One of those bullish reports this week came from BofA Merrill Lynch Global Research, which said the warmest winter on record in the United States collapsed natural gas prices to the lowest levels since 1999, but by July prices could begin to rise, if “normal” weather prevails and production continues to slide.
In the physical arena, the Northeast made the largest splash on Friday with individual point gains from a little more than a dime to nearly $1.50. AccuWeather.com meteorologist Renee Duff said Friday that a fresh shot of arctic air will usher spring snow into parts of the Great Lakes and Northeast during the first weekend of April. “An Alberta Clipper system diving down from Canada will deliver a round of snow and sharply colder conditions to the northeastern United States,” she said.

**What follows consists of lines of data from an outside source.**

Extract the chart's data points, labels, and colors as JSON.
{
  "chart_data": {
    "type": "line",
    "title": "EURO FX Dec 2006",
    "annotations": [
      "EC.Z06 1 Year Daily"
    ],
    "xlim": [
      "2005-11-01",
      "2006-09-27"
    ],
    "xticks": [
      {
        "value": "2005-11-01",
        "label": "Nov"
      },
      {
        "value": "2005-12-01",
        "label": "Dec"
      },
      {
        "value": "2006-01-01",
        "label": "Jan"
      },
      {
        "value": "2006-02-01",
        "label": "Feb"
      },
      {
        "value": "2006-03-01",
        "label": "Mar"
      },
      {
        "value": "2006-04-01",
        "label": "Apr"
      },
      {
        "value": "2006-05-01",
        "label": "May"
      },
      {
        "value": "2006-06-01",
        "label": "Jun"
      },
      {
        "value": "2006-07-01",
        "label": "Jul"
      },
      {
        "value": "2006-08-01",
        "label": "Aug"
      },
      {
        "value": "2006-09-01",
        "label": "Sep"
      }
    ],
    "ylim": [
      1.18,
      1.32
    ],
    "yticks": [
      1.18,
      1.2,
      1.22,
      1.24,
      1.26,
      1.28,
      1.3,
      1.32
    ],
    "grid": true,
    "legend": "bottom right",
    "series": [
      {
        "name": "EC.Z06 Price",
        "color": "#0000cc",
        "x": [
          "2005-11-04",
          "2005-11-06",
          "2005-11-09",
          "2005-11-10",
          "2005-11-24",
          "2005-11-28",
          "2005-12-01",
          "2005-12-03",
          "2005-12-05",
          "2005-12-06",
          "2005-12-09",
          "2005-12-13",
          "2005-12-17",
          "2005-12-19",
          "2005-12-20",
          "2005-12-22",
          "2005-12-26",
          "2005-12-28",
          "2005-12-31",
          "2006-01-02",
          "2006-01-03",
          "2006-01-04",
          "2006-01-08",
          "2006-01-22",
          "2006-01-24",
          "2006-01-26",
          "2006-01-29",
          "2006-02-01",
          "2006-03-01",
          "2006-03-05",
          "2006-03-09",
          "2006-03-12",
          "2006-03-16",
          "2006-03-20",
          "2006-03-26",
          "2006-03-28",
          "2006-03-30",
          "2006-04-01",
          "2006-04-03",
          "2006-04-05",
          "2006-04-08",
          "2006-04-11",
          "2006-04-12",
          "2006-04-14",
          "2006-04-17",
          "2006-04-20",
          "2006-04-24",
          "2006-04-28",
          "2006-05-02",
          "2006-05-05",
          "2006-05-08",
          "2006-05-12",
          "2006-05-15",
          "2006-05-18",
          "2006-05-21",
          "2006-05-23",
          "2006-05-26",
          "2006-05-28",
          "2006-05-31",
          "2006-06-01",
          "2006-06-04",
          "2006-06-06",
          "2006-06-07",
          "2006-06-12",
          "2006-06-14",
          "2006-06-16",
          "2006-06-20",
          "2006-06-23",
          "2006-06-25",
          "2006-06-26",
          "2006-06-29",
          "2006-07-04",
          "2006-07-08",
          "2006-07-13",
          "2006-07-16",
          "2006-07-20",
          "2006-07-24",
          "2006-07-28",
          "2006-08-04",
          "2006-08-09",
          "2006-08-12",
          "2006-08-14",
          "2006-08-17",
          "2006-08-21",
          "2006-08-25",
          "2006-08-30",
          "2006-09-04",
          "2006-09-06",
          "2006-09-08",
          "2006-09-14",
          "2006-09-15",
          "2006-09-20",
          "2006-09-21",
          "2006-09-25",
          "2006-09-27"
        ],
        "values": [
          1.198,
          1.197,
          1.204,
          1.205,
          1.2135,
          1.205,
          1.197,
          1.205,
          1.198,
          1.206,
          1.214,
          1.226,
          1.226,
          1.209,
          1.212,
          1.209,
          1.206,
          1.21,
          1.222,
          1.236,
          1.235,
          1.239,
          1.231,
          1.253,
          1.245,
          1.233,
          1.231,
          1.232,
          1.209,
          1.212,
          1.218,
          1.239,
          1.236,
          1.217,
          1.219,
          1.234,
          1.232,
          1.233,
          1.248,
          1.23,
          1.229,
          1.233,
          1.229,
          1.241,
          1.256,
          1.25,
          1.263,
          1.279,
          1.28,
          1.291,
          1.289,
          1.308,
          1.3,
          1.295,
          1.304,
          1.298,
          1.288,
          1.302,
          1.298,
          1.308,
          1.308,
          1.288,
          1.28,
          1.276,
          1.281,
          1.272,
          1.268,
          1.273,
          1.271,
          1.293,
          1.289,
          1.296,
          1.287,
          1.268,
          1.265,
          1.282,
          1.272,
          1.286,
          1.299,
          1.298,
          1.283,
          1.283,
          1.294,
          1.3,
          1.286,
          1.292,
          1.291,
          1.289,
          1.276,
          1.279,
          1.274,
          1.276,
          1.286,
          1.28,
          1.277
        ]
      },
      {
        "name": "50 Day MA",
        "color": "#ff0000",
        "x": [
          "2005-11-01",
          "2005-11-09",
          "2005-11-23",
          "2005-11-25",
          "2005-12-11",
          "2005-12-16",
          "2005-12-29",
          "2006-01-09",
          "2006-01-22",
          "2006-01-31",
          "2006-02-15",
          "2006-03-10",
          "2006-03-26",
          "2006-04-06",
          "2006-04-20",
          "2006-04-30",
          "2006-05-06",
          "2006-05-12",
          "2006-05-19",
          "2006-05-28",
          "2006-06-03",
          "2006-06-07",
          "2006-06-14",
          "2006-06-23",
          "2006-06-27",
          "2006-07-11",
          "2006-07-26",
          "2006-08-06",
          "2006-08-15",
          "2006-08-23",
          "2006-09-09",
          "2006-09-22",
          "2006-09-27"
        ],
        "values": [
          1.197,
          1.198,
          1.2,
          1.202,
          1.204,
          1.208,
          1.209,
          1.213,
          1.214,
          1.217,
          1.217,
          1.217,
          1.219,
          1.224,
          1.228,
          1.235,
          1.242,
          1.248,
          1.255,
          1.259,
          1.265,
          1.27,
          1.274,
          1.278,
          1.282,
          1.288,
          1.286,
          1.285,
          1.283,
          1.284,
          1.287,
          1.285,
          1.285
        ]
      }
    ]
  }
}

“Behind this system, people will be double-checking the calendar as it will feel more like February in places such as New York City, Syracuse and Buffalo, NY; Boston; Burlington, VT; and Portland, ME,” Duff said, adding that “temperatures will fail to leave the 30s F in many northeastern cities on Sunday. Arctic winds, cloud cover, low humidity and other factors will contribute to AccuWeather RealFeel Temperatures in the teens and single digits.”